The U.S. Department of Justice has charged that six ex-Siemens executives bribed Argentine government officials in order to win a US$1 billion contract to provide national identity cards to the country's citizens.
"The allegations in this indictment reflect a stunning level of deception and corruption," said DOJ Assistant Attorney General Lanny Breuer, in a press conference held Tuesday.
The former Siemens executives charged with violations under the Foreign Corrupt Practices Act (FCPA) are Uriel Sharef, who was on the Siemens board of directors,Herbert Steffen, Andres Truppel, Urlich Bock, Eberhard Reichert, and Stephan Signer. None of the defendants currently work for Siemens. They each face up to 20 years in prison.
"This is the first time a former board member of a Global Fortune 50 company has been charged with FCPA violations," Breuer said.
The executives had planned to pay $100 million in bribes and had forked over $60 million, the DOJ said. The defendants face up to 20 years in prison. The DOJ filed the case in the U.S. District Court for the Southern District of New York.
Siemens, which is based in Munich, has already paid US$1.6 billion in fines in 2008 for money laundering. These current charges are against specific company executives and associated agents.
The charges stem from work around a $1 billion contract put up for bid by Argentina in 1994 to provide the nation's citizens with national identification cards.
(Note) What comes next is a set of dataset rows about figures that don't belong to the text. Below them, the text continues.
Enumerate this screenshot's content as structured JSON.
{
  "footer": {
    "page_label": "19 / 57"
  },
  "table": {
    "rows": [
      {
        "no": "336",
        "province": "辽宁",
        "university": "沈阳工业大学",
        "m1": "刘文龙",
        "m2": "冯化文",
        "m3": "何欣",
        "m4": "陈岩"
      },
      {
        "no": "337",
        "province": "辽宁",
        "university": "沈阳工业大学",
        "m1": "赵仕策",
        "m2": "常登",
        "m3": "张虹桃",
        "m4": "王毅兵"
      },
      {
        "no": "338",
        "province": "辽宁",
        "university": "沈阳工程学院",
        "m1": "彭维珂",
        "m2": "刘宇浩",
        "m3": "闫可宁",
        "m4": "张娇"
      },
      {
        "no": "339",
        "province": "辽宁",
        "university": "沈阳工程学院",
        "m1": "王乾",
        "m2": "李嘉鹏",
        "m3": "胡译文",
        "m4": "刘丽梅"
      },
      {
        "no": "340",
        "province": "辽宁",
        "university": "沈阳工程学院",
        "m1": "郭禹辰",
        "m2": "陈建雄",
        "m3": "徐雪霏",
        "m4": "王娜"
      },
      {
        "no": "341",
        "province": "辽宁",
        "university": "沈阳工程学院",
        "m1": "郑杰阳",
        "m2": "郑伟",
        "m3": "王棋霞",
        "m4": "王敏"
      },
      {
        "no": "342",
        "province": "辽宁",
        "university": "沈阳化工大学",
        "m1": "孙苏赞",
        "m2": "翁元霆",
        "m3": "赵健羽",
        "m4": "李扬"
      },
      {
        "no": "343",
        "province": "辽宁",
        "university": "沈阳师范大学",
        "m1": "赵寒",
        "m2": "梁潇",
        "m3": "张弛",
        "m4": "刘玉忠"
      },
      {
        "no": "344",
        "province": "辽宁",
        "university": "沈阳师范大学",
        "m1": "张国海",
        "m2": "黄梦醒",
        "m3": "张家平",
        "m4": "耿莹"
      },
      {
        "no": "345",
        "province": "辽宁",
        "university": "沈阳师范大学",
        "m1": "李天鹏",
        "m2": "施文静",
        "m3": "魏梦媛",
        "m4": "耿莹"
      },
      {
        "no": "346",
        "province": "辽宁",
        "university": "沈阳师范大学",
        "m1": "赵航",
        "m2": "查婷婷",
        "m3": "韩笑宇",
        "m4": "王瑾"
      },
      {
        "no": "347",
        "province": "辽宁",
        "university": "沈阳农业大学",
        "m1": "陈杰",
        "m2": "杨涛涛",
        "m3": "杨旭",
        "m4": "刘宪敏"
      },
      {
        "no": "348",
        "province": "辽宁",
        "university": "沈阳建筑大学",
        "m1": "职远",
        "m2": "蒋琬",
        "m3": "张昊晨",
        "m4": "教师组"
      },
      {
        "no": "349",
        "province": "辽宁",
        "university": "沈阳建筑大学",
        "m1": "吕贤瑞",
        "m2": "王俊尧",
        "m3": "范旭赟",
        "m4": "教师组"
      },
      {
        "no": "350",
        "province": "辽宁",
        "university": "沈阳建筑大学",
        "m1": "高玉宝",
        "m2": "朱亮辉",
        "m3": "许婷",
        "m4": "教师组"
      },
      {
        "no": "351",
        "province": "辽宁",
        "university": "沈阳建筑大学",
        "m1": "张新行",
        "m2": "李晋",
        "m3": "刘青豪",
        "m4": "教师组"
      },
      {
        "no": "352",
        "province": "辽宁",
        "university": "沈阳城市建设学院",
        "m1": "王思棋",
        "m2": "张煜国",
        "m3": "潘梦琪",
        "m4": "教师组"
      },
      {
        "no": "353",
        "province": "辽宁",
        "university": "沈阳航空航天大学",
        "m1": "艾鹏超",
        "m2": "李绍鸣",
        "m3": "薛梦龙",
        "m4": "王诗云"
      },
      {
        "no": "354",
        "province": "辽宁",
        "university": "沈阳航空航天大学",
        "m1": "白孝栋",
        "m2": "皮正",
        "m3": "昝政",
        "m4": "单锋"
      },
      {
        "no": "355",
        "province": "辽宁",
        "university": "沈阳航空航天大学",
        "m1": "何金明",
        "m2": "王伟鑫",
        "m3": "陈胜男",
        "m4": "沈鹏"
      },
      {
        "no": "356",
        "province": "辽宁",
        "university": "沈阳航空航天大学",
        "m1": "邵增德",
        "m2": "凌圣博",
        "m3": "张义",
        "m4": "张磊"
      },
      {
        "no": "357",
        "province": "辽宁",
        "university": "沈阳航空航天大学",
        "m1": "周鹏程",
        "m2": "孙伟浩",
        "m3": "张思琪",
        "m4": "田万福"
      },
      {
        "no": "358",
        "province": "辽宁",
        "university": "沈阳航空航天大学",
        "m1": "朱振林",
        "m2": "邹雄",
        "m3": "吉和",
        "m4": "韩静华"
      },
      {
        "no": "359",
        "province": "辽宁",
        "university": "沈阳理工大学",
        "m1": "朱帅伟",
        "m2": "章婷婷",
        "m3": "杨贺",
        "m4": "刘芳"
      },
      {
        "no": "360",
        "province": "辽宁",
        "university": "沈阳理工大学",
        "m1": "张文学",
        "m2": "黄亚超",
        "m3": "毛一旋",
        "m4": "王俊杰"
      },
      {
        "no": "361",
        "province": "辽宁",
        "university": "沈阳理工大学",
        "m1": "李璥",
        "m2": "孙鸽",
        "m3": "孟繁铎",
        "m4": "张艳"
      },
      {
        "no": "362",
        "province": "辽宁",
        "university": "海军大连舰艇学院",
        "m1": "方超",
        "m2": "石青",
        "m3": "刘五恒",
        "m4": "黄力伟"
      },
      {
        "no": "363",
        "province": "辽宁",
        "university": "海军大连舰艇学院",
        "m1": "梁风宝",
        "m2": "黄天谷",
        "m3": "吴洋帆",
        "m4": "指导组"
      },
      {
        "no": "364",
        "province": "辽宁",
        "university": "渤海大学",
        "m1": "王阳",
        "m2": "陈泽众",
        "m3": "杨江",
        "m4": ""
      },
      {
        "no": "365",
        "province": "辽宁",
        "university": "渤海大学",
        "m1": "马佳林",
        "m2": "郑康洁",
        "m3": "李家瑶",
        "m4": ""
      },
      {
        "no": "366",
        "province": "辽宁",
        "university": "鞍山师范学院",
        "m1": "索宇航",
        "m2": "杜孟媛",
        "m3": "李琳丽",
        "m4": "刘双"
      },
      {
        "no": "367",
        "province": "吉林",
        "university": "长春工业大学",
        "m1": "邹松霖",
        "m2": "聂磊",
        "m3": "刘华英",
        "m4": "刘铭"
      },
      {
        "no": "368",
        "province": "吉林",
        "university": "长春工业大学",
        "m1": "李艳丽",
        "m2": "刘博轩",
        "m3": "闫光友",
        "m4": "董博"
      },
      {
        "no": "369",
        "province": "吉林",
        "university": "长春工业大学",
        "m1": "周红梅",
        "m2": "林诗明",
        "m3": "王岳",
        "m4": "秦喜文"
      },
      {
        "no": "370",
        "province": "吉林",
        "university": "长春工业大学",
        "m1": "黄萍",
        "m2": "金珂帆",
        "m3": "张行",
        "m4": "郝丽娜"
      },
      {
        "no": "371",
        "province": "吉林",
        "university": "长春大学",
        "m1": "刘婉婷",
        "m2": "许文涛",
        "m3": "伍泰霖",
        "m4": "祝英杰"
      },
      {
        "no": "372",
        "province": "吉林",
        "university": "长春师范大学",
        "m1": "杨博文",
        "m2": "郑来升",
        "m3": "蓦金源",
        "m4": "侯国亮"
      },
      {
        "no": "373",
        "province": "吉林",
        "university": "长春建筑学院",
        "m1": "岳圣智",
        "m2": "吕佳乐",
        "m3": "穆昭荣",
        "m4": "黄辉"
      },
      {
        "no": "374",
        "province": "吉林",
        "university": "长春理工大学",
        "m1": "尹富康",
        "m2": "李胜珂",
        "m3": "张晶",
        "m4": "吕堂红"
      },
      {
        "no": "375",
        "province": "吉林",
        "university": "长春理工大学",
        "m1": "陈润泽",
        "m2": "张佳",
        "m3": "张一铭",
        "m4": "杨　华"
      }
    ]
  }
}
A consortium led by Siemens won the contract in 1998. The DOJ charges that from 1996 to 2009 the defendants, acting on behalf of Siemens, engaged in bribery, fraud and other forms of corruption to win, and then maintain the contract with the government.
They money was filtered to the government officials in various ways, including offshore shell companies, fake consulting contracts and large amounts of cash carried across national borders, the DOJ charged.
In a statement to the press, a Siemens official asserted that "the company is not indicted. We can't comment on proceedings against individuals." The DOJ said that company aided the agency in building its case against the former executives.
In addition, two other individuals who worked on behalf of Siemens were also charged, Carlos Sergi[cq] and Miguel Czysch[cq].